What are the likely implications of their doing so?

Japan is lately keen to flex its diplomatic muscle in the region, while Australia may be tempted to do likewise. However, since both are regarded as US allies, a double act may be conceived as a US alliance crowding the region that can trigger a China backlash.

India also aspires to reach over from the Indian Ocean region in “Act East” mode, but it could be an overreach. Russia itself is interested in exploring its prospects and potential in East Asia after having been snubbed by the West.

Meanwhile both South Korea and Taiwan have their New Southern Policy and New Southbound Policy in regard to the Asean region. But what remains unclear is what these policies entail and exactly how “new” they really are. As such policies go, who can really match China today in its ambitious outreach programmes?

Even as Asean countries and the US focus on diplomacy and defence cooperation in this region, China is working elsewhere at the same time. The People’s Liberation Army Navy (PLAN) and the European Union Naval Force just completed joint exercises in the Gulf of Aden.
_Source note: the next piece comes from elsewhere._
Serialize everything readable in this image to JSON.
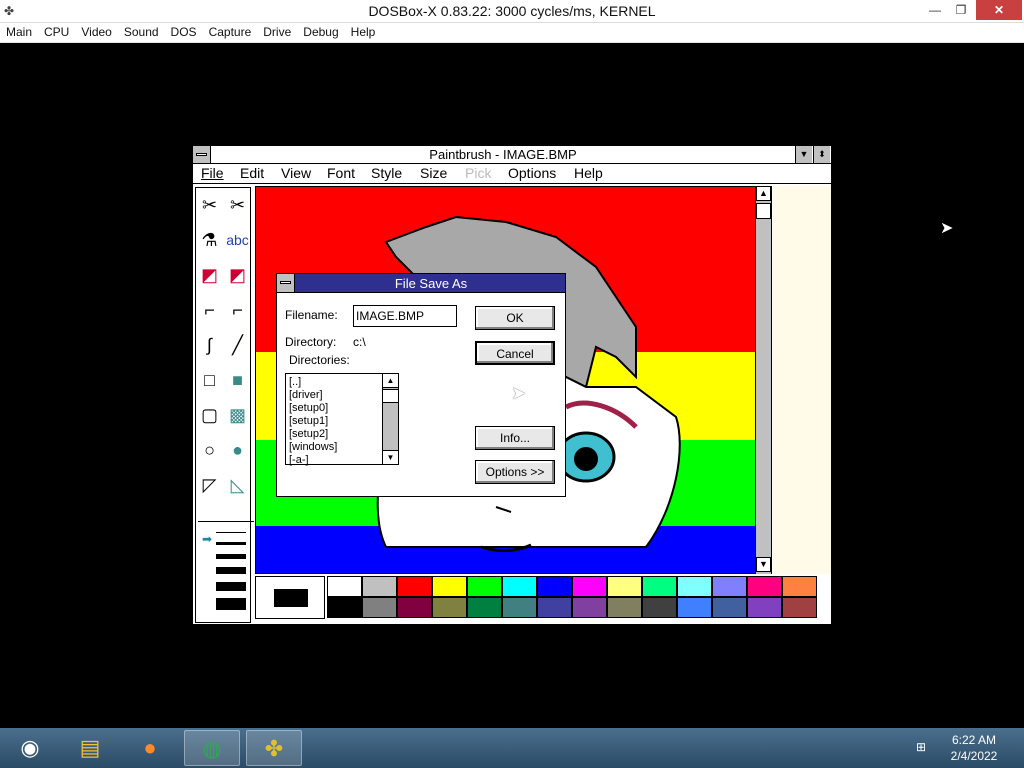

This naval cooperation focused on fighting piracy, protecting civilian shipping and other common concerns. It has been conducted for a full decade now, but has lately grown to cover the Mediterranean.

With Russia, China last month conducted massive Vostok 2018 military exercises in the Russian Far East on the cusp of the Pacific region. Such engagements are likely to remain and grow.

Perhaps, with a thaw in the G2 frost, the US Navy (USN) and the PLAN can find it in themselves to conduct joint exercises as well. Last May the US dropped China from its guest list for the Rim of the
Pacific (Rimpac) exercise because of the latter’s conduct in the South China Sea. As a result it seemed that G2 military, especially naval, cooperation had been blown off the table. But then the PLAN contributed a warship to the Kakadu joint exercise with the USN and the Australian Navy in August and September.

It is when engagement seems unlikely because of the challenges that engagement is needed to help resolve the challenges. Should countries opt for engaging in cooperation or engaging in conflict?

If the US and China can work together in the larger common interest to tackle their common concerns, it would help political, diplomatic and economic interests for much of the world.

And since G2 represents the world’s two strongest powers and largest economies, both countries would be the biggest beneficiaries. Would the US and China agree to commit to deep and wide-ranging cooperation?

They would if sense has its way, but not if pride, ego and brinkmanship win the day. In today’s political climate, there can be no guarantee of good sense.